Matt: Shortly after graduating high school, I made my second trip ever to The Big Apple to attend the 58th Annual Tony Awards, courtesy of a youth theater troupe in Charleston, SC, the year of Wicked, Avenue Q, and Hugh Jackman hosting.  Being true tourists, we decided to eat lunch one day at Roxy Delicatessen in Times Square.  I remember not being terribly hungry; so I just got some fries...guilty pleasure of mine now but frequent eat as a kid.  Someone had an extra side of Russian dressing, to my mind simply 'the pink sauce,' and already being a flavor adventurer particularly when it comes to condiments, I dipped one of my fries in that allured pink sauce and took a bite.  What a bite!  I stopped exploring, eating each and every last bite of fry in that delicious pink sauce.  I couldn't get enough of the stuff.  At the time, I didn't know what possibilities rye bread, pastrami, swiss cheese, spicy brown mustard, AND of course delectable pink sauce in a harmonious balance would bring....

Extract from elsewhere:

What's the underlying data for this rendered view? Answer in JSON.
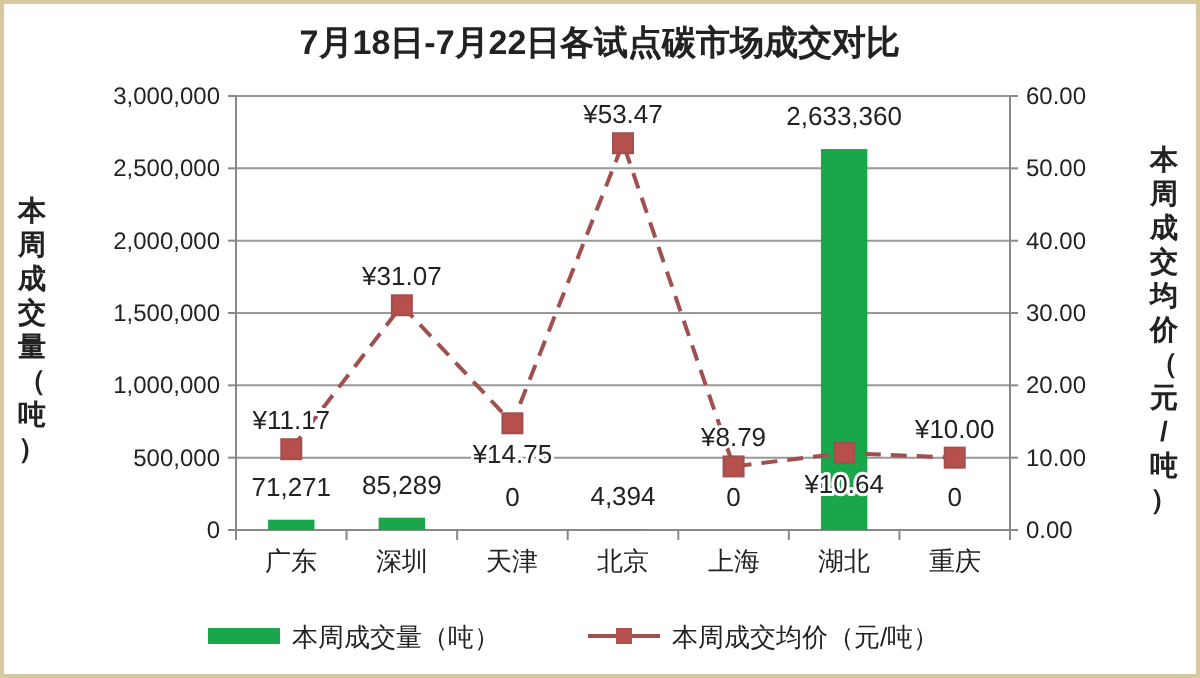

Flash forward to the present day.  Today marks the last show at Rent for Adam, Ephraim, and myself.  Roxy Deli, directly under the Rent billboard seems more than appropriate for a post on today of all days.  Adam and I say goodbye to Rent but certainly not to all of you.  This is only the beginning of a partnership that we hope will last many years to come, and hopefully we'll all get to share the stage together again doing something even half as powerful and important as Rent.

Back to the topic at hand...the bites.  I made the trip over to Roxy Deli between shows on January 14th, National Pastrami Day.  I hadn't eaten at Roxy since that fateful day back in 2004.  I remembered loving the pink sauce, but it had been so long that my first bite, especially on the sandwich, was almost as if I was discovering it for the very first time.  The sandwich itself is so big that one can barely take a bite.  It is easily the size of two sandwiches in one, which is exactly what I made it into.  I saved the other half for the next day, and it was every bit as good as the day before.  If one can resist the temptation of scarfing down the whole thing, the price is pretty reasonable.  If you can't resist the power of the pink sauce, you're looking at a pricey sandwich and a potentially upset stomach due to the pound of pastrami in there.

Justin, what are you looking at?
@crackmyribsopen tweeted, "lol are they lady and the tramping a pickle?"

One of the best parts of the deli experience is the fact that pickles come with every meal.  I'm a fan of half-sours myself.

Adam's favorite: McClure's Pickles and Bloody Mary Mix.  Find it at Chelsea Market.  You WON'T regret it.

I know it might seem touristy, but hey, what's so wrong with that?  It's popular for a reason isn't it?  I live here and after finding my long lost pink sauce, I'll be frequenting Roxy Deli from now on.